What is Slop Score?
Slop Score is a leaderboard and analysis tool for computing how much a given text looks/smells like AI "slop". It looks specifically at words and patterns that occur more frequently in AI text than in human text.
Not an AI Detector!
This tool works differently than most AI detectors: It looks for glaringly over-used patterns, rather than trying to classify the text as AI or human. It will detect words and phrases that smell of AI, but it won't reliably help you avoid AI detection. The best way to avoid AI detectors is to write in your own words.
Tips for the Analysis Tool
- Analysis works best on several pieces of writing on different topics. The more the better! It will still work on a single story or essay, but the results will be skewed by the topic.
- The analysis is optimised for creative writing and essays. It may work for other domains, but will likely under-report slop.
Slop Score Calculation
The Slop Score is a weighted composite metric designed to detect AI-generated text patterns:
- 45% - Slop Words: Frequency of individual words that appear unnaturally often in LLM outputs
- 40% - Not-x-but-y Patterns: Frequency of contrast patterns like "not just X, but Y" which are overused by AI
- 15% - Slop Trigrams: Frequency of 3-word phrases that appear unnaturally often in LLM outputs
Slop Lists
The slop word and trigram lists are produced using the slop-forensics toolkit. This tool identifies words and n-grams that are statistically over-represented in LLM outputs compared to human writing.
The lists were computed by analyzing outputs from 10 different language models on a selection of essay and creative writing prompts, then comparing them against human-authored text.
View the lists: Slop Words | Slop Trigrams
Over-represented Words & Trigrams
These sections show words and phrases that occur more frequently in the analyzed text than in typical human writing, based on:
- Words: Compared against the wordfreq baseline (a large corpus of human language)
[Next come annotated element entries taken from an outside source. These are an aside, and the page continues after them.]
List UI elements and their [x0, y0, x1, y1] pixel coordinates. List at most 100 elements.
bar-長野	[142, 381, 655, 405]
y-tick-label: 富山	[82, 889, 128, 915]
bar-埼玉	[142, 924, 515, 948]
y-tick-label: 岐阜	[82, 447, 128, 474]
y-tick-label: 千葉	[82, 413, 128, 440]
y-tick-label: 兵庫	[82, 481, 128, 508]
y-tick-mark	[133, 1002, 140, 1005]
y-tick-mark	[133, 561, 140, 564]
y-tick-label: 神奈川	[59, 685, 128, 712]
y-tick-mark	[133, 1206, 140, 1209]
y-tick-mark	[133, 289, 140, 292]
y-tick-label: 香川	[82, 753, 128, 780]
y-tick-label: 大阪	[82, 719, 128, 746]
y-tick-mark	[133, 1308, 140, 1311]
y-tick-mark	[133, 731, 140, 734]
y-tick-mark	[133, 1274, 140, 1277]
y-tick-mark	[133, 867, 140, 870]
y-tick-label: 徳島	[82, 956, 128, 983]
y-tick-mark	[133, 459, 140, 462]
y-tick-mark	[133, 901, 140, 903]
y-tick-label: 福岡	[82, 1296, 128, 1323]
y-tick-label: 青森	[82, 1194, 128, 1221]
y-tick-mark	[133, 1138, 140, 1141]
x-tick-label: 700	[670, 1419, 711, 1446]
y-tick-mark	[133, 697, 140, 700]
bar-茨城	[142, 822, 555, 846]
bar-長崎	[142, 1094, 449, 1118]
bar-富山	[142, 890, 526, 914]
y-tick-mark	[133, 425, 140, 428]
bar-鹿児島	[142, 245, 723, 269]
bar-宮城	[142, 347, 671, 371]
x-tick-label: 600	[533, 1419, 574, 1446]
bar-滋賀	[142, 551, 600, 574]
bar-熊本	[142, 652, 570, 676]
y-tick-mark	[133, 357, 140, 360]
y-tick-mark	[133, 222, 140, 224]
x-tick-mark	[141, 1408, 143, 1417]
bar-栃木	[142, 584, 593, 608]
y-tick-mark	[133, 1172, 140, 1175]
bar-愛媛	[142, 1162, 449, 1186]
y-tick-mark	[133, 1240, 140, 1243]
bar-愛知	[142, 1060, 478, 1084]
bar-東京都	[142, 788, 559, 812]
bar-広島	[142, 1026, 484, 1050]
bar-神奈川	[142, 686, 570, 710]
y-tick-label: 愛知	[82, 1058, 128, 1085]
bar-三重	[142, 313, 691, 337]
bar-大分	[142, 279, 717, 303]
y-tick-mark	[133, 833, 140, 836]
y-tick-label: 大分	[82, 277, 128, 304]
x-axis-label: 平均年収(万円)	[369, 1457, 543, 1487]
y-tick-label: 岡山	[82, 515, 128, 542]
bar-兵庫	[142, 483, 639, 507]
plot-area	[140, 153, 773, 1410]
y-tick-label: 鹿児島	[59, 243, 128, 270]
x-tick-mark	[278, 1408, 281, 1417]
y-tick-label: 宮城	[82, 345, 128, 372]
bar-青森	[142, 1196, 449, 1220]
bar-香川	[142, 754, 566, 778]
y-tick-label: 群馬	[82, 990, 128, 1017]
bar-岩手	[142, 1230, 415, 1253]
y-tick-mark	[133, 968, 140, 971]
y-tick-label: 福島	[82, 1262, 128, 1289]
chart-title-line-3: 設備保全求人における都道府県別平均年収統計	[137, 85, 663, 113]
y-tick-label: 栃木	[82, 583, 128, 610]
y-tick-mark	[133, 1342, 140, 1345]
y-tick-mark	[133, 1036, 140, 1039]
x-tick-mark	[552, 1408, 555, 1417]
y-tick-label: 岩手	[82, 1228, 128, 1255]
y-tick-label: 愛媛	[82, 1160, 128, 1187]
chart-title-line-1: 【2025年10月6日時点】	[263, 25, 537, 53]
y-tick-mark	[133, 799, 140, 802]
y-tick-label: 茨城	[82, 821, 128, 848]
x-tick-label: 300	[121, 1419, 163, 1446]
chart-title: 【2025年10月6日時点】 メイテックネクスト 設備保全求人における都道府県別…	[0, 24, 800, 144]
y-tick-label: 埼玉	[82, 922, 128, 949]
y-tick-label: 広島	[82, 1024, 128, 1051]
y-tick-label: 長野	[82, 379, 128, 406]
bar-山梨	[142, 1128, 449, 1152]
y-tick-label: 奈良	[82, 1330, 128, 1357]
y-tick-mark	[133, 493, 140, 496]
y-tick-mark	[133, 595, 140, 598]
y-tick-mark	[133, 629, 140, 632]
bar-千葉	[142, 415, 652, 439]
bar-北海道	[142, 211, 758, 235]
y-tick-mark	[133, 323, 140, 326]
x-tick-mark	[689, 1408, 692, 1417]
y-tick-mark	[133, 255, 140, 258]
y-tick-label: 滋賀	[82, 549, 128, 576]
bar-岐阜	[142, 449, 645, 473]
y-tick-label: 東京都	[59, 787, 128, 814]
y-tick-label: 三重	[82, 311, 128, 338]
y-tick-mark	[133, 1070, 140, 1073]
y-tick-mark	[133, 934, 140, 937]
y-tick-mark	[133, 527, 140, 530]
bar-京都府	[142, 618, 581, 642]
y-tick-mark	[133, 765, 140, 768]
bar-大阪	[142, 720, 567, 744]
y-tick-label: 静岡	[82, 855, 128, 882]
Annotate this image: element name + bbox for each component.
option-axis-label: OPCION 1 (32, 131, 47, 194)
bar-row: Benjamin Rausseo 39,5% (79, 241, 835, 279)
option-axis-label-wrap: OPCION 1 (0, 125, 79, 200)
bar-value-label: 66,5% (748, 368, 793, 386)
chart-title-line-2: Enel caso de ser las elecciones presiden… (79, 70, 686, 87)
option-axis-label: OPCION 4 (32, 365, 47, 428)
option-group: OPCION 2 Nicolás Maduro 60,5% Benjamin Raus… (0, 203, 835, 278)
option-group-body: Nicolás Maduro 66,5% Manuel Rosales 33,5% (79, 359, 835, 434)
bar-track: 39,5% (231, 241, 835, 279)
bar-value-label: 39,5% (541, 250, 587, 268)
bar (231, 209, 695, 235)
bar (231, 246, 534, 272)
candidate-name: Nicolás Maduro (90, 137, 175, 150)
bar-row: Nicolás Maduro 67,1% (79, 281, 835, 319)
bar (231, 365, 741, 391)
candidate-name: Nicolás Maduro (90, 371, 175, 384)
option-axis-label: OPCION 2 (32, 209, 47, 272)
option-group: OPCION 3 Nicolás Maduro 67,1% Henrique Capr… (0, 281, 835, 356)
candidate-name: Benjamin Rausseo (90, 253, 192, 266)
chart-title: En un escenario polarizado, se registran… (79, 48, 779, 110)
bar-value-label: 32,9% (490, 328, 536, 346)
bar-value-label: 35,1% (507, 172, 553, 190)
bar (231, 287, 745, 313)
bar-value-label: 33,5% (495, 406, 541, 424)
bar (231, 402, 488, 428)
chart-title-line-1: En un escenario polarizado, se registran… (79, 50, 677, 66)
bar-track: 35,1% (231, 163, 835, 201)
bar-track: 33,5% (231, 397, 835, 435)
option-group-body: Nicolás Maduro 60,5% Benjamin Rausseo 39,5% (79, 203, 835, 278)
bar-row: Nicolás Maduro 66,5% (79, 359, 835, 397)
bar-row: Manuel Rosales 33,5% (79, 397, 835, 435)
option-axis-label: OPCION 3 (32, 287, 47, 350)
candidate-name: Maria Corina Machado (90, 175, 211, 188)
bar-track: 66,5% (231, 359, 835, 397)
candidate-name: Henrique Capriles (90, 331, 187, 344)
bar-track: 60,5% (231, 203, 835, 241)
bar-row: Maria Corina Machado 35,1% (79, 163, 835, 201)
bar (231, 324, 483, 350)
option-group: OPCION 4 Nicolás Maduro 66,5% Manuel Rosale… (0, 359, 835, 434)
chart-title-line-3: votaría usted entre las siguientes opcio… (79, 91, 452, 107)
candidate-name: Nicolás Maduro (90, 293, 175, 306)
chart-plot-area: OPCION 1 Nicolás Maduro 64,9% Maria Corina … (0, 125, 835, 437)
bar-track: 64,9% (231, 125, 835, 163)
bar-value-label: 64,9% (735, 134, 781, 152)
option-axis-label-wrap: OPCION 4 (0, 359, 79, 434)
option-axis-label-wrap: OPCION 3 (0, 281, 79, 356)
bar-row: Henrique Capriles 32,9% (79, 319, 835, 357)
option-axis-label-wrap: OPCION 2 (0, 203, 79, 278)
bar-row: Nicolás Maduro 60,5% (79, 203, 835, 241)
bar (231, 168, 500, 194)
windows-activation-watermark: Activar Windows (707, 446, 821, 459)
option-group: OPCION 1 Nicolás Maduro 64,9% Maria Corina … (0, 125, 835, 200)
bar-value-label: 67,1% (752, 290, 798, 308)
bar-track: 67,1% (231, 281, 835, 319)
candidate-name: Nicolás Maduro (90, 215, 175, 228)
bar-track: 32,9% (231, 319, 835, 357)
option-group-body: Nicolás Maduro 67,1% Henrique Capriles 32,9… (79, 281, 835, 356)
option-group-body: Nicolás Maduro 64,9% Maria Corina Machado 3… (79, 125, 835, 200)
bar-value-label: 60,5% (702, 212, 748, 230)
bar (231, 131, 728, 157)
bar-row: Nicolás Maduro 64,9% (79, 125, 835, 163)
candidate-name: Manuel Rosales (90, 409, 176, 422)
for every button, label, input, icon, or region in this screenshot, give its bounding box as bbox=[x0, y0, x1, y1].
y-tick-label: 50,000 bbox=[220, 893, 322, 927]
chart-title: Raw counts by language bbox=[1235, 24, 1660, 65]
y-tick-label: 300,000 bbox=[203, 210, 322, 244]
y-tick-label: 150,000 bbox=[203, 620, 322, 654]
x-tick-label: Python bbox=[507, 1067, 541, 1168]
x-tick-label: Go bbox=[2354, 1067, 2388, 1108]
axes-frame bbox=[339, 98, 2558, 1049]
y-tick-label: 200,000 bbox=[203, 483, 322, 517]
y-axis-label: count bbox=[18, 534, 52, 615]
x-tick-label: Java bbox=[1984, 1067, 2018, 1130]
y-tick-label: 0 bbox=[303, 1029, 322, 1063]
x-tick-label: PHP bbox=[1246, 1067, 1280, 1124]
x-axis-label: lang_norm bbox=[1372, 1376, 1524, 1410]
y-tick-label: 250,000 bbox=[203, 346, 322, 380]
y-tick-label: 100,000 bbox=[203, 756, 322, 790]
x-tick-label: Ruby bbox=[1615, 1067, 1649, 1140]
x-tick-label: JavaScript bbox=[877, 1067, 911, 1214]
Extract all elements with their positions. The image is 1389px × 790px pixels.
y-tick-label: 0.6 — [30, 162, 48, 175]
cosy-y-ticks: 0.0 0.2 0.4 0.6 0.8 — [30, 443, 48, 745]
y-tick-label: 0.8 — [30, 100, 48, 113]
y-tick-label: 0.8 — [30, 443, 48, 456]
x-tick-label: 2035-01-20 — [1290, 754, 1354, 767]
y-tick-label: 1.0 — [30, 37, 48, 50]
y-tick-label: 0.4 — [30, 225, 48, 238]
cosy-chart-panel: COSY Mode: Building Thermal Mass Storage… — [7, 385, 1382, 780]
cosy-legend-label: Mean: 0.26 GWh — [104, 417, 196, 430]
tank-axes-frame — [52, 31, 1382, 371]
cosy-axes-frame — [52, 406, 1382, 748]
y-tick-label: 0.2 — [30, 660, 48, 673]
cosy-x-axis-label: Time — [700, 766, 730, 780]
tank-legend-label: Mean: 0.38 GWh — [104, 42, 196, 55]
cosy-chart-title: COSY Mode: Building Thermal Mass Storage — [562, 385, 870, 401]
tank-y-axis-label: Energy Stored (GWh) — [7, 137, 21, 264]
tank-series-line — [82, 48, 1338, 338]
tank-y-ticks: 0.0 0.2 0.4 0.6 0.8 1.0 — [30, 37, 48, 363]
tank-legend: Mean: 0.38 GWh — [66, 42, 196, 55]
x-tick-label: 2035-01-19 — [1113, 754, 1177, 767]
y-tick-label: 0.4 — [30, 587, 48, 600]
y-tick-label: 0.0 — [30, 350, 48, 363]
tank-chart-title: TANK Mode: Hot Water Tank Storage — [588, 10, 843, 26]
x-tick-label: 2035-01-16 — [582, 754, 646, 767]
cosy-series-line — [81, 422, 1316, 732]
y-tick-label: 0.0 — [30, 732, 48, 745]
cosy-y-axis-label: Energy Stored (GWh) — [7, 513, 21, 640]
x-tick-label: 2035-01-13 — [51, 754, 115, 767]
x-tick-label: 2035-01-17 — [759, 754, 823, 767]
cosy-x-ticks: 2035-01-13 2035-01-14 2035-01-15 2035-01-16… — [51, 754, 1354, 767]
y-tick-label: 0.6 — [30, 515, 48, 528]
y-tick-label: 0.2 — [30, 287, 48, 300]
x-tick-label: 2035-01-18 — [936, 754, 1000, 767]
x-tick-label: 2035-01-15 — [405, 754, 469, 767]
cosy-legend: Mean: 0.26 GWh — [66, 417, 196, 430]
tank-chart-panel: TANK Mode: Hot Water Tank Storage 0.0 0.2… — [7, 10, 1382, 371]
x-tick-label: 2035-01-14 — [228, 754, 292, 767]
- Trigrams: Compared against a human baseline corpus of essays and creative writing
Additional Metrics
The tool also provides various writing style metrics including lexical diversity (MATTR-500), vocabulary level (Flesch-Kincaid), sentence and paragraph length, and dialogue frequency to give a comprehensive view of the text's characteristics.
Leaderboard
The leaderboard shows how different language models score on the Slop metric, based on their outputs from a standardized set of prompts. Lower scores indicate more human-like writing patterns.